In Lonely Boy Jones smonta in parte la narrazione dell’amico-manager e rivendica il proprio ruolo nella nascita della band. Quello che è certo è che lui e Paul Cook arrivarono prima, e gli altri due dopo. Non fu amore a prima vista. E nemmeno amicizia. Ma, giura Jones, erano proprio quelle scintille ad accendere la miccia sul palco e a far detonare ogni canzone come una esplosione di energia.

Non per molto, comunque: ad appena un anno dal debutto discografico, le tensioni all’interno del gruppo, alimentate dallo stesso McLaren all’insegna del divide et impera, lo fanno implodere. Il bassista Matlock – il punk meno punk del gruppo, musicista vero - viene messo alla porta. Arriva Sid Vicious, amico di Rotten. Che ha due grossi problemi: il primo è che si fa di eroina. Il secondo è che non sa suonare il basso. Per quest’ultimo ci mette una pezza Jones, che spiega pazientemente a Sid dove posare le dita per suonare le note giuste. Per la droga, invece, non c’è niente da fare. Schiavo tanto dell’eroina quanto del ruolo di icona ribelle, Sid Vicious diventa presto incontrollabile. 

La locandina del film The Great Rock'n'Roll Swindle

Dopo il travagliatissimo tour americano del 1978, i Pistols si sciolgono e ognuno va per la sua strada. Quella di Sid Vicious è breve: il giovane muore per overdose dopo avere assassinato (in circostanze mai chiarite) la sua compagna Nancy Spungen. L’ultimo concerto della band, al Winterland di San Francisco, si era chiuso forse non a caso con No Fun (Nessun divertimento), un pezzo degli Stooges. È in quel momento che il filmato – un video ormai storico – cattura lo sguardo stanco e disilluso che Rotten, accovacciato sul palco, getta sulla platea. Poco dopo si congeda così dal pubblico: “Ah. Ah. Ah. Avete mai la sensazione di essere stati ingannati? Buonanotte."

Con la fine della band, per Steve Jones comincia la discesa nell’abisso, tra ristrettezze economiche e dipendenze da sesso, alcol e droga: l’eroina, stavolta, non più le pillole che prendeva per tenersi sveglio e scrivere canzoni. Gli effetti sul fisico sono molto più pesanti.

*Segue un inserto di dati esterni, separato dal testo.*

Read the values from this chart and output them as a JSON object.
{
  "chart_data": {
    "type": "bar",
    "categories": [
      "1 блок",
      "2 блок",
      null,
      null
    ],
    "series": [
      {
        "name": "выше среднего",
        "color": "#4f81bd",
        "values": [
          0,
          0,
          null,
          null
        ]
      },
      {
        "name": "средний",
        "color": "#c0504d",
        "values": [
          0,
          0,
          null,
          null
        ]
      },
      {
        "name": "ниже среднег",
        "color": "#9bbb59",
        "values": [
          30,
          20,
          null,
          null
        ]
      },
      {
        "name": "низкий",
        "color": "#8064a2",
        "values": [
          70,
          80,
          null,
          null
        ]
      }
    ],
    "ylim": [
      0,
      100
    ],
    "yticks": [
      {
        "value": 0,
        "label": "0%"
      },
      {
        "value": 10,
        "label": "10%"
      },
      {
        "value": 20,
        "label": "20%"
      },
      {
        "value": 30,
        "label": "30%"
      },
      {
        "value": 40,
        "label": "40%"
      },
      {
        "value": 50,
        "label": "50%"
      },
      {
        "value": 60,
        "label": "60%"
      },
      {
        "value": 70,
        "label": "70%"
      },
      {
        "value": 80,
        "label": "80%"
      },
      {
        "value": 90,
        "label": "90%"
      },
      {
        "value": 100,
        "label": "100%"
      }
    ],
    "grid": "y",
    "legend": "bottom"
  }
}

Rimasto senza un soldo, Jones lascia Londra e si trasferisce negli USA, rimanendo aggrappato alla musica come a un salvagente, e qui comincia la risalita dall’abisso. Un paio di dischi, concerti, una faticosa disintossicazione, e infine, nel 2004, il programma Jonesy’s Jukebox, con cui si reinventa conduttore radiofonico. E si concede due tour celebrativi con gli altri Pistols. Col secondo di questi volano di nuovo gli stracci tra i vecchi compagni. Jones non racconta né come né perché, ma conclude che il passato ormai è alle spalle. Invece Jonesy’s Jukebox continua, sia pure su emittenti diverse, e gli procura una certa stabilità. Almeno quanto basta per guardarsi alle spalle col disincanto dei sessant'anni, e raccontare una vita turbolenta dall’inaspettato lieto fine.